Inside the Gossip Industrial Complex




George Rush and Joanna Molloy’s “SCANDAL: A Manual, The Inside Story of America’s Infamous Gossip Columnists” (Skyhorse/Norton) is the most fun read I’ve had all year — possibly in several years. It is a delicious look behind the curtain of New York’s gossip media industrial complex, the players and the played, and how rival columns and columnists at the Daily News and The New York Post do battle and have been forced to evolve in an Internet/ Matt Drudge/ Fox News/ and TMZ disrupted world.


A few disclaimers: Rush and I became friends while attending Columbia’s Graduate School of Journalism, and having birthdays a few days apart have shared many a celebration including our respective birthdays, our weddings to women better than we deserved, and shared life events related to our children about whom we are gobsmacked and who, on occasion, we have forced to visit each other and go on rides at Magic Mountain. I have appeared in Page Six items and in Rush and Molloy and have on more than one occasion been the source of information that appeared there.


All of which is to say that although I like George and love Joanna, I had every reason to hate their memoir of being gossip columnists because I just know too much. Instead, I thoroughly enjoyed it, couldn’t put it down and imagine it will take up prominent real estate on chaise longues this holiday season in St. Barth, Aspen, Maui and the Big Island. I wouldn’t be surprised if the Chateau Marmont and The Standard put copies on every bedside table.

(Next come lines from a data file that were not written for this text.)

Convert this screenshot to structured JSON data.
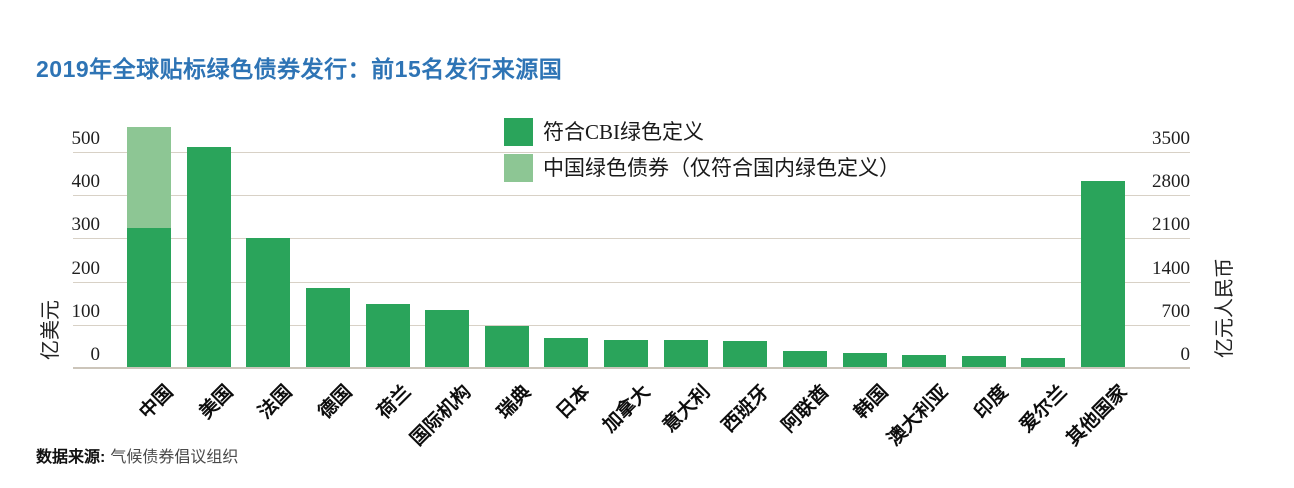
{
  "title": "2019年全球贴标绿色债券发行：前15名发行来源国",
  "source": {
    "label": "数据来源:",
    "value": "气候债券倡议组织"
  },
  "colors": {
    "title": "#2e74b5",
    "aligned_green": "#2aa45b",
    "china_only_green": "#8dc694",
    "gridline": "#d8d1c6",
    "baseline": "#ccc5ba"
  },
  "chart_data": {
    "type": "bar",
    "title": "2019年全球贴标绿色债券发行：前15名发行来源国",
    "categories": [
      "中国",
      "美国",
      "法国",
      "德国",
      "荷兰",
      "国际机构",
      "瑞典",
      "日本",
      "加拿大",
      "意大利",
      "西班牙",
      "阿联酋",
      "韩国",
      "澳大利亚",
      "印度",
      "爱尔兰",
      "其他国家"
    ],
    "series": [
      {
        "name": "符合CBI绿色定义",
        "color": "#2aa45b",
        "values": [
          325,
          512,
          302,
          185,
          148,
          134,
          98,
          69,
          66,
          66,
          63,
          39,
          35,
          30,
          28,
          23,
          433
        ]
      },
      {
        "name": "中国绿色债券（仅符合国内绿色定义）",
        "color": "#8dc694",
        "values": [
          233,
          0,
          0,
          0,
          0,
          0,
          0,
          0,
          0,
          0,
          0,
          0,
          0,
          0,
          0,
          0,
          0
        ]
      }
    ],
    "stacked": true,
    "grid": true,
    "legend_position": "top-center",
    "left_axis": {
      "label": "亿美元",
      "ticks": [
        0,
        100,
        200,
        300,
        400,
        500
      ]
    },
    "right_axis": {
      "label": "亿元人民币",
      "ticks": [
        0,
        700,
        1400,
        2100,
        2800,
        3500
      ]
    },
    "ylim_left": [
      0,
      500
    ],
    "ylim_right": [
      0,
      3500
    ]
  }
}
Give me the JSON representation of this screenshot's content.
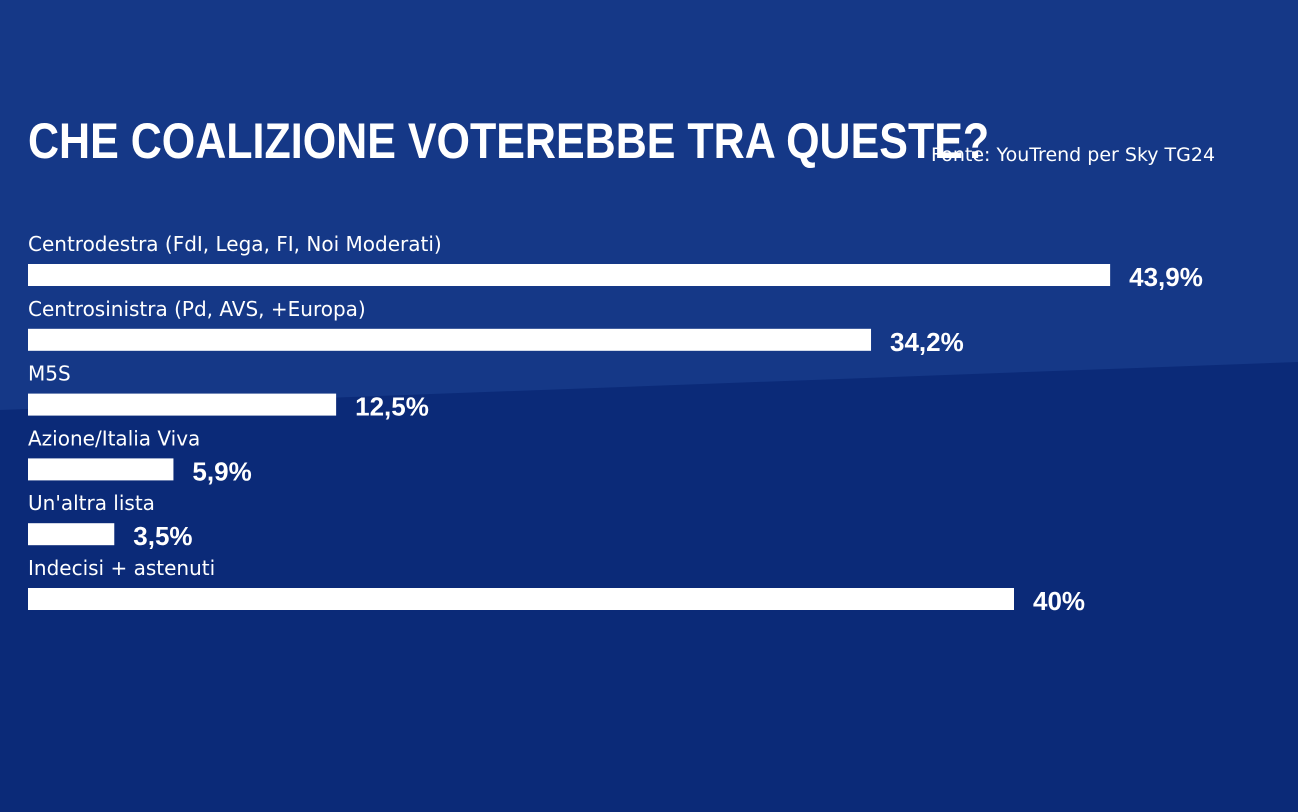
{
  "header": {
    "title": "CHE COALIZIONE VOTEREBBE TRA QUESTE?",
    "source": "Fonte: YouTrend per Sky TG24"
  },
  "colors": {
    "background": "#0b2a78",
    "background_upper": "#153887",
    "bar": "#ffffff",
    "text": "#ffffff"
  },
  "chart_data": {
    "type": "bar",
    "orientation": "horizontal",
    "title": "CHE COALIZIONE VOTEREBBE TRA QUESTE?",
    "categories": [
      "Centrodestra (FdI, Lega, FI, Noi Moderati)",
      "Centrosinistra (Pd, AVS, +Europa)",
      "M5S",
      "Azione/Italia Viva",
      "Un'altra lista",
      "Indecisi + astenuti"
    ],
    "values": [
      43.9,
      34.2,
      12.5,
      5.9,
      3.5,
      40
    ],
    "value_labels": [
      "43,9%",
      "34,2%",
      "12,5%",
      "5,9%",
      "3,5%",
      "40%"
    ],
    "xlabel": "",
    "ylabel": "",
    "grid": false,
    "legend": "none"
  }
}
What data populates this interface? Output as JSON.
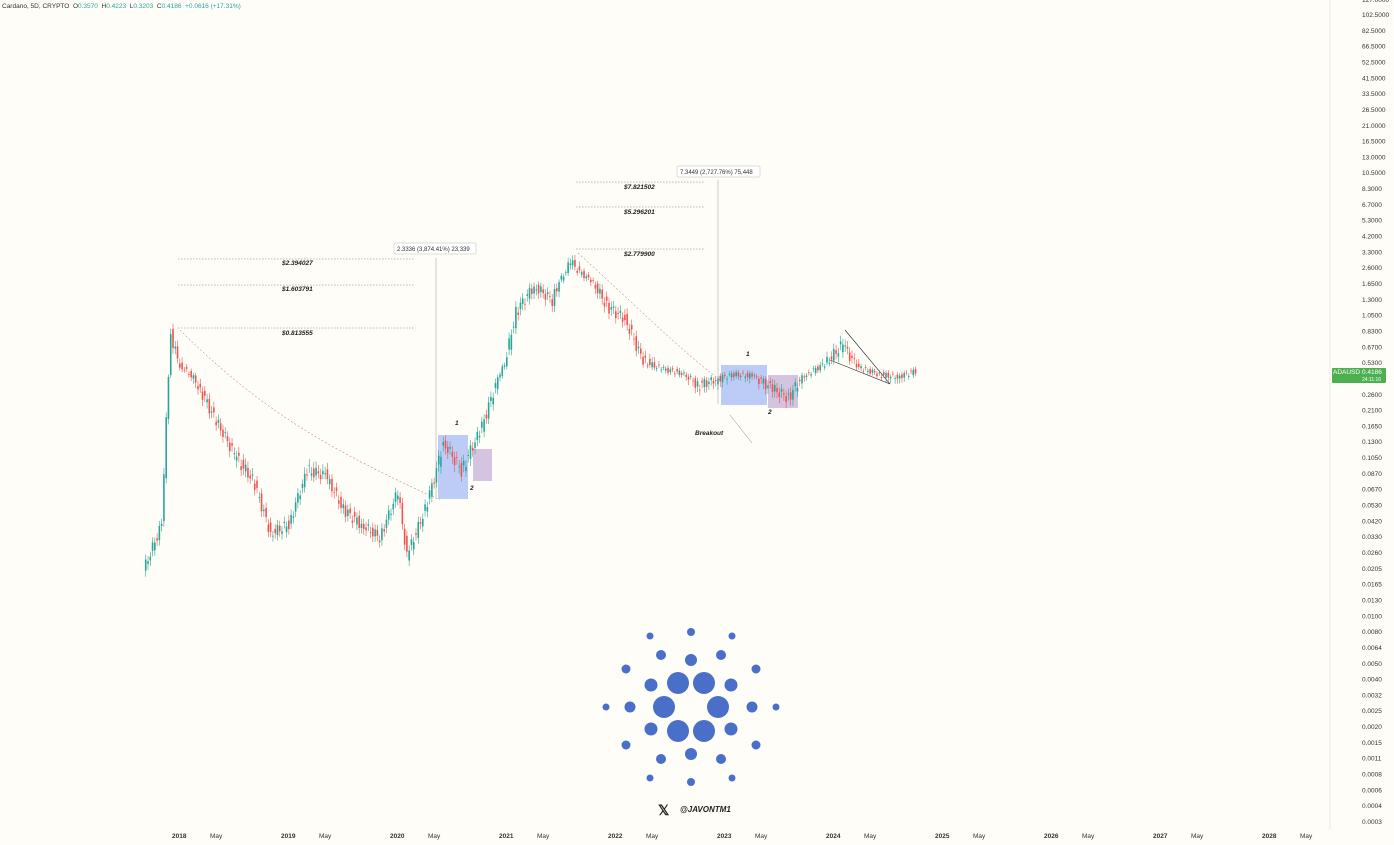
{
  "header": {
    "symbol": "Cardano, 5D, CRYPTO",
    "open_label": "O",
    "open": "0.3570",
    "high_label": "H",
    "high": "0.4223",
    "low_label": "L",
    "low": "0.3203",
    "close_label": "C",
    "close": "0.4186",
    "change": "+0.0616 (+17.31%)"
  },
  "price_axis": {
    "top_partial": "127.0000",
    "ticks": [
      "102.5000",
      "82.5000",
      "66.5000",
      "52.5000",
      "41.5000",
      "33.5000",
      "26.5000",
      "21.0000",
      "16.5000",
      "13.0000",
      "10.5000",
      "8.3000",
      "6.7000",
      "5.3000",
      "4.2000",
      "3.3000",
      "2.6000",
      "1.6500",
      "1.3000",
      "1.0500",
      "0.8300",
      "0.6700",
      "0.5300",
      "0.3300",
      "0.2600",
      "0.2100",
      "0.1650",
      "0.1300",
      "0.1050",
      "0.0870",
      "0.0670",
      "0.0530",
      "0.0420",
      "0.0330",
      "0.0260",
      "0.0205",
      "0.0165",
      "0.0130",
      "0.0100",
      "0.0080",
      "0.0064",
      "0.0050",
      "0.0040",
      "0.0032",
      "0.0025",
      "0.0020",
      "0.0015",
      "0.0011",
      "0.0008",
      "0.0006",
      "0.0004",
      "0.0003"
    ],
    "current_tag": "ADAUSD",
    "current_price": "0.4186",
    "current_sub": "24:11:16",
    "tag_color": "#4caf50"
  },
  "time_axis": [
    "2018",
    "May",
    "2019",
    "May",
    "2020",
    "May",
    "2021",
    "May",
    "2022",
    "May",
    "2023",
    "May",
    "2024",
    "May",
    "2025",
    "May",
    "2026",
    "May",
    "2027",
    "May",
    "2028",
    "May"
  ],
  "annotations": {
    "targets_2021": [
      "$2.394027",
      "$1.603791",
      "$0.813555"
    ],
    "targets_2025": [
      "$7.821502",
      "$5.296201",
      "$2.779900"
    ],
    "measure_2021": "2.3336 (3,874.41%) 23,339",
    "measure_2025": "7.3449 (2,727.76%) 75,448",
    "label_1": "1",
    "label_2": "2",
    "breakout": "Breakout",
    "handle": "@JAVONTM1",
    "x_logo": "𝕏"
  },
  "colors": {
    "up": "#26a69a",
    "down": "#ef5350",
    "box_blue": "#7b9cf5",
    "box_purple": "#a98cc9",
    "logo": "#4a6fc9"
  },
  "chart_data": {
    "type": "line",
    "title": "",
    "ylabel": "",
    "xlabel": "",
    "y_scale": "log",
    "ylim": [
      0.0003,
      127
    ],
    "grid": false,
    "series": [
      {
        "name": "",
        "x": [
          "2017-10",
          "2017-12",
          "2018-01",
          "2018-02",
          "2018-04",
          "2018-06",
          "2018-08",
          "2018-10",
          "2018-12",
          "2019-02",
          "2019-04",
          "2019-06",
          "2019-08",
          "2019-10",
          "2019-12",
          "2020-02",
          "2020-03",
          "2020-05",
          "2020-07",
          "2020-09",
          "2020-11",
          "2021-01",
          "2021-03",
          "2021-05",
          "2021-07",
          "2021-09",
          "2021-11",
          "2022-01",
          "2022-03",
          "2022-05",
          "2022-07",
          "2022-09",
          "2022-11",
          "2023-01",
          "2023-03",
          "2023-05",
          "2023-07",
          "2023-09",
          "2023-11",
          "2024-01",
          "2024-03",
          "2024-05",
          "2024-07",
          "2024-09",
          "2024-11"
        ],
        "values": [
          0.02,
          0.04,
          0.8,
          0.5,
          0.3,
          0.18,
          0.11,
          0.08,
          0.035,
          0.04,
          0.09,
          0.085,
          0.05,
          0.04,
          0.033,
          0.065,
          0.025,
          0.05,
          0.13,
          0.09,
          0.15,
          0.33,
          1.1,
          1.6,
          1.3,
          2.9,
          1.9,
          1.2,
          1.0,
          0.55,
          0.45,
          0.4,
          0.3,
          0.33,
          0.38,
          0.36,
          0.29,
          0.25,
          0.38,
          0.52,
          0.7,
          0.45,
          0.38,
          0.35,
          0.42
        ]
      }
    ]
  }
}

If it’s true that there is honor among thieves, it is a greater surprise to learn that there are ethics among gossips: attempts at bribes are detailed and rejected; facts are checked, and apologies made, ending here and there with a promise “that I owe you one.” Brad Pitt comes off as a genuinely nice guy so does, contrary to his image, Harvey Weinstein. Sarah Jessica Parker and Bill O’Reilly, not so well. Julia Roberts and Gwyneth Paltrow deploy their considerable charm to great effect; while Sean Penn and Jessica Seinfeld are lacking in those skills. Donald Trump, Jamie Foxx prove that there’s no need to make up material, while Rush and Molloy give us the goods on how spin control professionals such as Howard Rubenstein, Marty Singer, Ken Sunshine and Dan Klores earn their keep.


What’s striking is the breadth of the territory they cover: Entertainment, Sports, and Politics, a heady mix that stretches from Paris Hilton’s peccadilloes to the political situation in Haiti and Myanmar — it is hard to think of other reporters with as wide a beat. Along the way, Rush and Molloy speak truth to power, break important news stories not only about Mariah Carey, Jennifer Lopez, Julia Roberts or the affairs of Tiger Woods, Woody Allen and Rudy Guiliani, the travails of the Kennedy tribe, and also the entanglements of Bill Clinton, John Edwards, Dewi Sukarno, Bernard-Henri- Levy and Rupert Murdoch.


There is a searing chapter on 9-11 which occurred on Rush and Molloy’s doorstep, and the bravery of those who offered aid as well as how they exposed those that tried to take advantage.


Rush and Molloy’s “Scandal: A Manual,” is neither scandalous in its own right, nor is it some kind of how-to or self-help guide for those who prefer their names writ in bold. Rather it is a vibrant history of our recent times, from the dawn of Page Six to Twitter’s IPO, filled with harlots and heroes high and low, a tale of the great, the near-great and the ingrate, the famous and the soon-forgotten all of whom would probably prefer their exploits were erased from the public record – but never will be because Rush and Molloy made it to deadline — and we get to read all about it!